Mitigasi bencana Aceh masih rapuh. Selama ini mitigasi bencana jangka pendek atau berbasis proyek. Seharusnya mitigasi bencana harus didesain untuk kebutuhan jangka panjang.
Oleh
ZULKARNAINI MASRY
·2 menit baca
BANDA ACEH, KOMPAS — Provinsi Aceh butuh master plan atau rencana induk mitigasi bencana banjir. Jika tidak ditangani secara menyeluruh, bencana banjir akan semakin sering dan intensitasnya menjadi jauh lebih besar.
Hal itu disampaikan Direktur Wahana Lingkungan Hidup Indonesia (Walhi) Aceh Ahmad Shalihin dalam konferensi pers catatan akhir tahun, Kamis (30/12/2021), di Banda Aceh. Shalihin mengatakan, selama ini banjir ditangani secara reaktif, artinya saat terjadi banjir baru ada penanganan.
”Seharusnya penanganan banjir dilakukan secara proaktif. Karena itu, Aceh butuh master plan,” kata Shalihin.
Shalihin mengatakan, bencana banjir kian sering terjadi. Apalagi saat musim hujan, beberapa kabupaten, seperti Aceh Jaya, Aceh Barat, Nagan Raya, Aceh Selatan, dan Aceh Utara, menjadi langganan.
Seharusnya penanganan banjir dilakukan secara proaktif. Karena itu, Aceh butuh master plan. (Ahmad Shalihin)
Shalihin menuturkan, rencana induk penting untuk mengatur tentang pengelolaan kawasan hulu, sungai, hingga penyadartahuan warga.
”Kita seharusnya belajar dari setiap bencana. Penyusunan rencana induk menjadi komitmen pemerintah menekan risiko bencana banjir,” kata Shalihin.

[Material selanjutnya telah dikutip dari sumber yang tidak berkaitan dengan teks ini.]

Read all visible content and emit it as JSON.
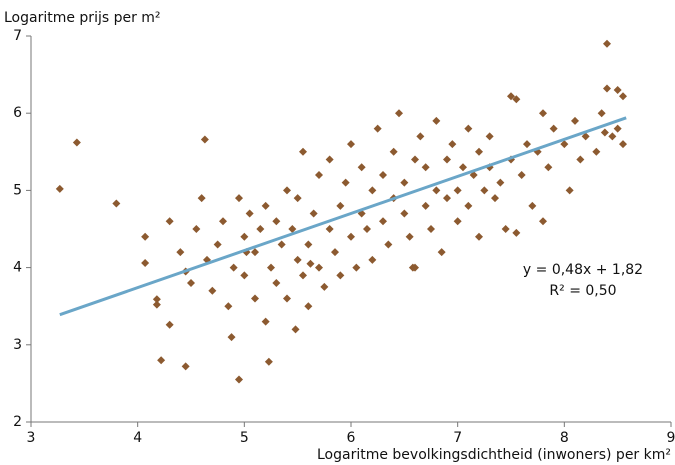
{
  "chart_data": {
    "type": "scatter",
    "y_label": "Logaritme prijs per m²",
    "x_label": "Logaritme bevolkingsdichtheid (inwoners) per km²",
    "xlim": [
      3,
      9
    ],
    "xticks": [
      3,
      4,
      5,
      6,
      7,
      8,
      9
    ],
    "ylim": [
      2,
      7
    ],
    "yticks": [
      2,
      3,
      4,
      5,
      6,
      7
    ],
    "grid": false,
    "annotations": [
      "y = 0,48x + 1,82",
      "R² = 0,50"
    ],
    "series": [
      {
        "type": "scatter",
        "color": "#8c5a30",
        "x": [
          3.27,
          3.43,
          3.8,
          4.07,
          4.07,
          4.18,
          4.18,
          4.22,
          4.45,
          4.3,
          4.63,
          4.95,
          4.88,
          5.23,
          8.4,
          8.55,
          8.5,
          8.4,
          7.5,
          7.55,
          4.3,
          4.4,
          4.45,
          4.5,
          4.55,
          4.6,
          4.65,
          4.7,
          4.75,
          4.8,
          4.85,
          4.9,
          4.95,
          5.0,
          5.0,
          5.05,
          5.1,
          5.1,
          5.15,
          5.2,
          5.2,
          5.25,
          5.3,
          5.3,
          5.35,
          5.4,
          5.4,
          5.45,
          5.5,
          5.5,
          5.55,
          5.55,
          5.6,
          5.6,
          5.65,
          5.7,
          5.7,
          5.75,
          5.8,
          5.8,
          5.85,
          5.9,
          5.9,
          5.95,
          6.0,
          6.0,
          6.05,
          6.1,
          6.1,
          6.15,
          6.2,
          6.2,
          6.25,
          6.3,
          6.3,
          6.35,
          6.4,
          6.4,
          6.45,
          6.5,
          6.5,
          6.55,
          6.6,
          6.6,
          6.65,
          6.7,
          6.7,
          6.75,
          6.8,
          6.8,
          6.85,
          6.9,
          6.9,
          6.95,
          7.0,
          7.0,
          7.05,
          7.1,
          7.1,
          7.15,
          7.2,
          7.2,
          7.25,
          7.3,
          7.3,
          7.35,
          7.4,
          7.45,
          7.5,
          7.6,
          7.65,
          7.7,
          7.75,
          7.8,
          7.8,
          7.85,
          7.9,
          8.0,
          8.05,
          8.1,
          8.15,
          8.2,
          8.3,
          8.35,
          8.45,
          8.5,
          8.55,
          5.02,
          5.48,
          5.62,
          6.58,
          7.55,
          8.38
        ],
        "values": [
          5.02,
          5.62,
          4.83,
          4.06,
          4.4,
          3.52,
          3.59,
          2.8,
          2.72,
          3.26,
          5.66,
          2.55,
          3.1,
          2.78,
          6.9,
          6.22,
          6.3,
          6.32,
          6.22,
          6.18,
          4.6,
          4.2,
          3.95,
          3.8,
          4.5,
          4.9,
          4.1,
          3.7,
          4.3,
          4.6,
          3.5,
          4.0,
          4.9,
          4.4,
          3.9,
          4.7,
          3.6,
          4.2,
          4.5,
          3.3,
          4.8,
          4.0,
          4.6,
          3.8,
          4.3,
          5.0,
          3.6,
          4.5,
          4.1,
          4.9,
          3.9,
          5.5,
          4.3,
          3.5,
          4.7,
          4.0,
          5.2,
          3.75,
          4.5,
          5.4,
          4.2,
          4.8,
          3.9,
          5.1,
          4.4,
          5.6,
          4.0,
          4.7,
          5.3,
          4.5,
          5.0,
          4.1,
          5.8,
          4.6,
          5.2,
          4.3,
          5.5,
          4.9,
          6.0,
          4.7,
          5.1,
          4.4,
          5.4,
          4.0,
          5.7,
          4.8,
          5.3,
          4.5,
          5.0,
          5.9,
          4.2,
          5.4,
          4.9,
          5.6,
          5.0,
          4.6,
          5.3,
          5.8,
          4.8,
          5.2,
          5.5,
          4.4,
          5.0,
          5.7,
          5.3,
          4.9,
          5.1,
          4.5,
          5.4,
          5.2,
          5.6,
          4.8,
          5.5,
          6.0,
          4.6,
          5.3,
          5.8,
          5.6,
          5.0,
          5.9,
          5.4,
          5.7,
          5.5,
          6.0,
          5.7,
          5.8,
          5.6,
          4.2,
          3.2,
          4.05,
          4.0,
          4.45,
          5.75
        ]
      },
      {
        "type": "line",
        "color": "#6aa6c8",
        "x": [
          3.27,
          8.58
        ],
        "values": [
          3.39,
          5.94
        ]
      }
    ]
  }
}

Catatan Badan Penanggulangan Bencana Aceh (BPBA) pada 2020, banjir, longsor, dan banjir bandang terjadi 113 kali dengan nilai kerugian Rp 155,4 miliar.
Shalihin mengatakan, nilai kerugian karena bencana bukan hanya berbentuk materi, melainkan juga terhambatnya pengembangan sumber daya manusia. Anak-anak terpaksa libur sekolah dan aktivitas ekonomi terhambat.
Kepala Seksi Kedaruratan Amarullah menuturkan, banjir menjadi bencana rutin yang belum mampu ditanggulangi secara menyeluruh.
”Perlu review kembali rencana tata ruang wilayah agar pemanfaatan kawasan sesuai dengan fungsi,” kata Amarullah.
Selama ini BPBA banyak melakukan penanganan di hilir, seperti membangun gedung penyelamatan, peralatan evakuasi, menangani korban, dan melatih kesiapsiagaan warga.
Namun, kata Amarullah, selama kawasan hutan di hulu tidak dipulihkan, banjir tidak akan tertangani sampai tuntas. ”Jangan lagi ada pembalakan liar. Hutan sangat perlu untuk ketahanan lingkungan,” ujar Amarullah.
Amarullah mengatakan, draf dokumen rencana penanggulangan bencana sedang dibahas, tetapi final. Pandemi Covid-19 membuat sejumlah kegiatan tidak bisa dikerjakan karena ada kebijakan penyesuaian anggaran.
Sementara itu, dosen Kebencanaan Universitas Syiah Kuala, Nazli Ismail, mengatakan, mitigasi bencana Aceh masih rapuh. Selama ini mitigasi bencana jangka pendek atau berbasis proyek. Seharusnya, kata Nazli, mitigasi bencana harus didesain untuk kebutuhan jangka panjang.
”Kalau kita bilang hujan, itu kehendak Tuhan yang tidak bisa dicegah. Namun, pengurangan risiko bencana bisa dicegah dengan mitigasi menyeluruh,” kata Nazli.